Thomas Douglas, 5th Earl of Selkirk (1771-1820)
Recognising the inevitability and possibly the scale of the clearances, Selkirk drew up plans to study and easy the difficulties facing emigrants in their new settlements. He led eight hundred emigrants to Prince Edward Island and successful settlements in 1803.

The following year he tried a further project at Baldoon on Lake St Clair, although with difficulties. Without Government support he bought land and established the Red River colony of Winnipeg. Immigrants came to Fort Douglas from Ireland, Sutherland and Orkney, much to the displeasure of the North West Company’s trappers, who attacked the colonists in 1815 and 1816.

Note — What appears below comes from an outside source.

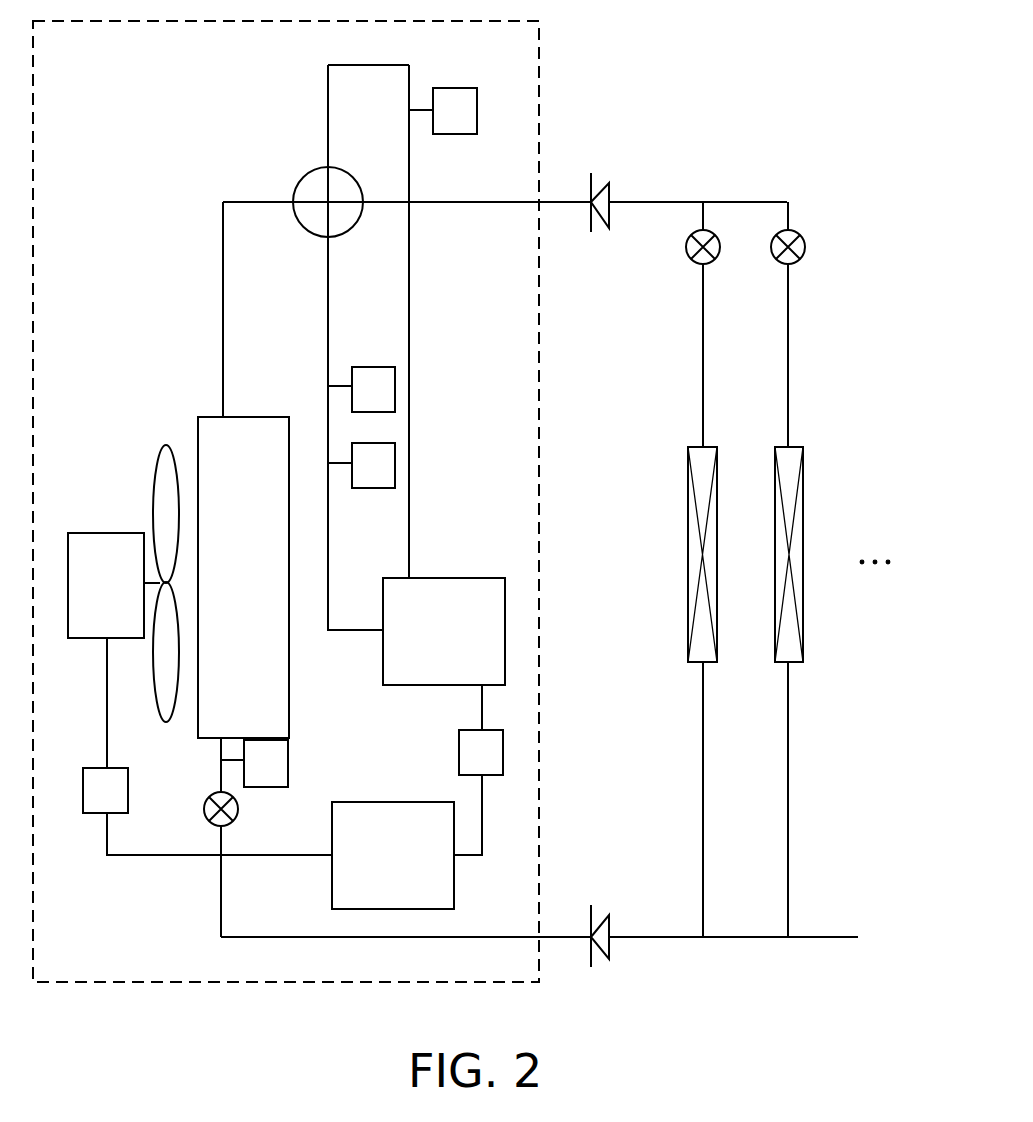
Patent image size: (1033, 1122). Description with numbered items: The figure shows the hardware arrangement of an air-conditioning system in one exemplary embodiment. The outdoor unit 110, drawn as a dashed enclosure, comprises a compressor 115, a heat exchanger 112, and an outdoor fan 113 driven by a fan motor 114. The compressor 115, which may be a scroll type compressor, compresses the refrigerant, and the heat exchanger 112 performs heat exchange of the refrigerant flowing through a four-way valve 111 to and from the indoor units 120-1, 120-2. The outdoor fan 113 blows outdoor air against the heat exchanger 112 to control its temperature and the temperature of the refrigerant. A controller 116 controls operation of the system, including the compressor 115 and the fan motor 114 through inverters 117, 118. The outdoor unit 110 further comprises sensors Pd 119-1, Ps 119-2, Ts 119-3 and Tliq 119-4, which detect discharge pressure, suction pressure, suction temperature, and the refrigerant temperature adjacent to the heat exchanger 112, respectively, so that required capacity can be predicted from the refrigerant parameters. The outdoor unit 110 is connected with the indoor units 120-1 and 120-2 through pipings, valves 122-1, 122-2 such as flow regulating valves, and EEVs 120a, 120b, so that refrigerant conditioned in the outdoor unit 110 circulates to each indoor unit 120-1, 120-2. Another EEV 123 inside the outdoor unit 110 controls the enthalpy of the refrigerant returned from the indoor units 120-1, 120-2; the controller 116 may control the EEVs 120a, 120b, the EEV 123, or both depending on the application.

Selkirk lost a great deal of money taking the company through the courts and died soon afterwards. The colony however lived on.

 The Douglas Fir; Named after David DouglasDavid Douglas (1799-1834)
Leaving school at aged ten to become a gardener’s apprentice at Scone Palace, Douglas had become under gardener at Glasgow’s Botanic Gardens by 1820. Through William Hooker’s influence, he found himself due to set off for China as part of a plaint-hunting expedition with the Horticultural Society of London. The trip was cancelled and Douglas instead found himself in 1821 on the first of a number of trips across North America.

It was during his third expedition he gave his name to the Douglas fir. In 1834 during a stopover at Hawaii’s Sandwich Islands he fell into a cattle trap in the forest floor already occupied by a trapped bull and was gored and stamped to death.